The U.S. Court of Appeals for the Second Circuit overturned the fraud conviction of former Mayer Brown partner Joseph Collins Monday because the Manhattan federal judge who oversaw the end of Collins’s 2009 trial, U.S. District Judge Robert Patterson, didn’t call in defense lawyers when he advised a dissident juror to resume deliberations. The Second Circuit’s 23-page opinion makes for pretty dramatic reading; the juror came to see Patterson with an account of being harassed and threatened for disagreeing with fellow jurors in the course of four days of deliberations. The jury foreman also sent notes to the judge pleading for help in defusing tensions in the jury room. Rarely are we privy to such a vivid, well-documented account of jury-room dynamics.
But if Collins — who was sentenced to a seven-year prison term but has been out on bail pending appeal — is retried, we should get to see an equally vivid fight over whether he engaged in criminal conduct when he decided not to disclose a side agreement between his client, Refco, and the Austrian bank known as Bawag to T.H. Lee, the private equity fund that led a 2004 leveraged buyout of Refco. As Patterson has said, “The evidence which led principally to [Collins's] conviction was his admitted, intentional determination to not disclose the existence of the [side deal].”
That dispute will once again pit Collins against two Weil, Gotshal & Manges partners, who represented T.H. Lee in the LBO and testified at Collins’s first trial that the so-called “upstream” Proceeds Participate Agreement had been hidden from them. This time, however, Collins’s lawyers from Cooley will have some new evidence, uncovered after the first trial, to counter key elements of the Weil testimony.
Cooley argued at Collins’s 2009 criminal trial that the Mayer Brown partner made a judgment call, as a corporate lawyer, about his disclosure obligations, and that his legal reasoning certainly didn’t amount to abetting Refco’s fraud. (Here’s Collins’s 133-page appellate brief, which lays out, in detail, his explanation for not disclosing the Bawag agreement.) But prosecutors argued that Collins covered up the side deal because he was helping Refco defraud Lee and other investors. To support that argument, they relied heavily on testimony from Weil partners Jay Tabor and James Westra, as well as T.H. Lee principal Scott Schoen. All of them said the side agreement with Bawag was critical and Collins effectively hid it from them.

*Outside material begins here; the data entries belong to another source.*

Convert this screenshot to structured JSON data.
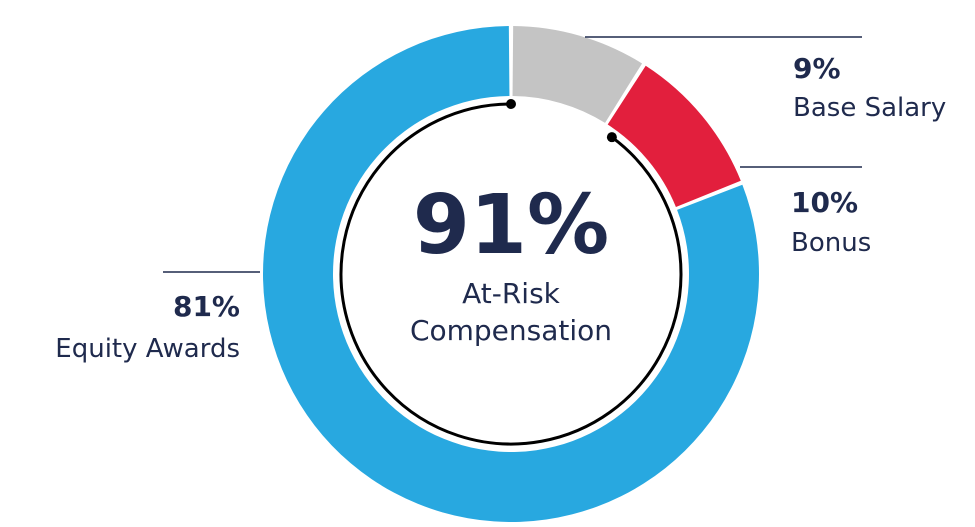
{
  "chart_data": {
    "type": "pie",
    "categories": [
      "Base Salary",
      "Bonus",
      "Equity Awards"
    ],
    "values": [
      9,
      10,
      81
    ],
    "value_labels": [
      "9%",
      "10%",
      "81%"
    ],
    "colors": [
      "#c4c4c4",
      "#e21f3d",
      "#28a8e0"
    ],
    "center": {
      "value": "91%",
      "label_line1": "At-Risk",
      "label_line2": "Compensation"
    }
  }
}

Tabor’s testimony was particularly effective in undercutting Collins’s defense. Collins had asserted that in April 2004, Refco’s CEO told him that he’d reached an agreement with Schoen of T.H. Lee not to disclose so-called “upstream” agreements like the Bawag side deal. Collins said that he, like T.H. Lee, was a victim of the Refco CEO’s deception. But Tabor testified that Collins lied to him before the Mayer Brown partner’s supposed April conversation with the Refco CEO. According to Tabor, he specifically asked Collins about certain categories of documents, which would have included the relevant side deal, in March 2004. Tabor testified that Collins said there weren’t any. “If you believe Jay Tabor,” prosecutors said in their closing argument, “it is over. The defendant is guilty.”